Communist jokes aren’t funny unless everyone gets them.
What do you call a Communist sniper? – A Marxman.
What do you call a communist pirate ship?
The USS Arrrrr.
An artist is commissioned to create a painting celebrating Soviet-Polish friendship, to be called “Lenin in Poland.” When the painting is unveiled at the Kremlin, there is a gasp from the invited guests. The painting depicts Lenin’s wife naked in bed with Leon Trotsky.
“But this is a travesty! Where is Lenin?” Asks one of the guests.
“Lenin is in Poland,” replies the painter.
What do you call a Frozen communist? Hammer and Pop sicle
in normal country they have lemonade in soviet russia they have Leninade “refresh yourself with a cold war.”

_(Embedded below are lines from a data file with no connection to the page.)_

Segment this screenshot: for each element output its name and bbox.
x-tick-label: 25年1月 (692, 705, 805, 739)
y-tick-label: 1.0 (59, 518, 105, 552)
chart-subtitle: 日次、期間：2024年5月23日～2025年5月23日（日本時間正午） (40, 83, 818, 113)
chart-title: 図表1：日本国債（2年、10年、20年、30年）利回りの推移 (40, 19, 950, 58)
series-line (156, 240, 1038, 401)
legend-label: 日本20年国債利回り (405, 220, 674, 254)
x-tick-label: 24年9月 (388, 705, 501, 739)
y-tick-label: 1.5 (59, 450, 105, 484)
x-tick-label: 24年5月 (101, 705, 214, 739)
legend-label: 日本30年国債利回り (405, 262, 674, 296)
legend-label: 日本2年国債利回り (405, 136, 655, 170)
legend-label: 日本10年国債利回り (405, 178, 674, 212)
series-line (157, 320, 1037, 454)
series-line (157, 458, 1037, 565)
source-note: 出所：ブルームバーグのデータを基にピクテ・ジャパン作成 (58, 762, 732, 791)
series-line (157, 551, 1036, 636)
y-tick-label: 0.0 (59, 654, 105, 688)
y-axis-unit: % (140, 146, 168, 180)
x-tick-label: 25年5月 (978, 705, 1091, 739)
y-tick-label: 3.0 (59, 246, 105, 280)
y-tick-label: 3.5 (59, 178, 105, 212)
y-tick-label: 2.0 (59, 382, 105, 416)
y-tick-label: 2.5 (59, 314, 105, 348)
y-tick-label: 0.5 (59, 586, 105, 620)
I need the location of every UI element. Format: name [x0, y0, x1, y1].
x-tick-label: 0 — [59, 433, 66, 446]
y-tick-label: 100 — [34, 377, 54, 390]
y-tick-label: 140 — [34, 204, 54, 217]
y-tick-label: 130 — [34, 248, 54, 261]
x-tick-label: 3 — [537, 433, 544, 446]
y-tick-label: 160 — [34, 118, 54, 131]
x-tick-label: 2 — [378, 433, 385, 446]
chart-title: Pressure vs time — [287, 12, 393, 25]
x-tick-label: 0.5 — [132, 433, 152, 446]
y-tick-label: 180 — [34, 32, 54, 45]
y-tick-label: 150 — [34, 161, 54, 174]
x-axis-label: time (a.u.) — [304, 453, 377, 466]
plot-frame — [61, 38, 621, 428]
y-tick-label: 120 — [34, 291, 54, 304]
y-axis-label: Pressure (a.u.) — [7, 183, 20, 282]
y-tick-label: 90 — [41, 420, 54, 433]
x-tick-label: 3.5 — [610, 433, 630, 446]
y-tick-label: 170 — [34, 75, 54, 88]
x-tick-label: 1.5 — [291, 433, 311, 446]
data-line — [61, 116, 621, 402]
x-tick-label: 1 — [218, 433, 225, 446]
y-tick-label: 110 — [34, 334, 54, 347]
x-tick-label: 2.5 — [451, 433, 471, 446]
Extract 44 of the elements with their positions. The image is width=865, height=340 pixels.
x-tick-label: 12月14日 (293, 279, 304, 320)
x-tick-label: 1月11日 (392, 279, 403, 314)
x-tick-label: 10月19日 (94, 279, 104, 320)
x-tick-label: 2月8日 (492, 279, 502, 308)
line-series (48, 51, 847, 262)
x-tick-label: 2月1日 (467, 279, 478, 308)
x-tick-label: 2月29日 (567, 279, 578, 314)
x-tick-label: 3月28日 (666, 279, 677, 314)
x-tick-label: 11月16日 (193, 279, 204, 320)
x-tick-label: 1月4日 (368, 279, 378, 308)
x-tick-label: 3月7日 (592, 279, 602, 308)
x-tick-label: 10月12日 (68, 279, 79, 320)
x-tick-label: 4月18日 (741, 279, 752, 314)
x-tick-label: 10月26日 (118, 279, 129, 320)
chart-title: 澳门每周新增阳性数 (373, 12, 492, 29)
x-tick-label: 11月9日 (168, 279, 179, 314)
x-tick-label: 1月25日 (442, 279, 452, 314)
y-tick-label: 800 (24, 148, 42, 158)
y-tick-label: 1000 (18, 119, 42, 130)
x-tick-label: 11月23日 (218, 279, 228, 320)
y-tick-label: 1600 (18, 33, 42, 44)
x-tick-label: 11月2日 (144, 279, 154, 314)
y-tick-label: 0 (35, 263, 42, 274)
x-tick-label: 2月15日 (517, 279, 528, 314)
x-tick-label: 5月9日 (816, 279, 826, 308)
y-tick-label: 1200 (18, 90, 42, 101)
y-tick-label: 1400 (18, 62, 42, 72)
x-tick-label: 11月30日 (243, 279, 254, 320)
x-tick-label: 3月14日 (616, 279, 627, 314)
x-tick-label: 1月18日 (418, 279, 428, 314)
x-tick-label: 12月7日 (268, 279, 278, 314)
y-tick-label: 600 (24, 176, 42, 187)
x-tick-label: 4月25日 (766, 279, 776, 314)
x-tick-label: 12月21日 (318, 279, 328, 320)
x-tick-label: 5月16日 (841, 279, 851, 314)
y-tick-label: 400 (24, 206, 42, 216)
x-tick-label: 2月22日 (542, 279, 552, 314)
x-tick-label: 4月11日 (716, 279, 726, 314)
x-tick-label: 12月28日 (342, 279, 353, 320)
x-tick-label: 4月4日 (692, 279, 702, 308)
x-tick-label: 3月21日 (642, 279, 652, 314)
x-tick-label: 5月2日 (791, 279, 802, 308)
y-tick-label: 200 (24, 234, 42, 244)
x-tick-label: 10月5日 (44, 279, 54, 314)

How do you tell the difference between Communist and everybody else? The way they are spelled
My wife was run over
In communist Russia there is no discrimination. White, black, African, American, British and Asian. They all go to Gulag eventually
Communism jokes aren’t funny unless everyone gets it
what’s Hitler’s favorite yu-gi-oh card
B L U E E Y E S W H I T E D R A G O N
How Many Communist Does it take To Change Lightbulb? Never Enough
What does ACLU stand for? American Communist Lawyers Union
communist jokes suck … unless everyone gets them.
What’s worst than communism? CAPITALISM
what do you call a communist
i hate it when i accidentally eat out my dog lol
In normal country you call it Yugoslavia. In soviet Russia its call aregoslavia.
In normal country you call it Yugoslavia. In soviet Russia its called yugostravia.
Why are Communists consider d the left? Because they can’t do anythimg right.
What is Beyonce’s favorite fast food chain? dairy QUEEEEEEENNNN!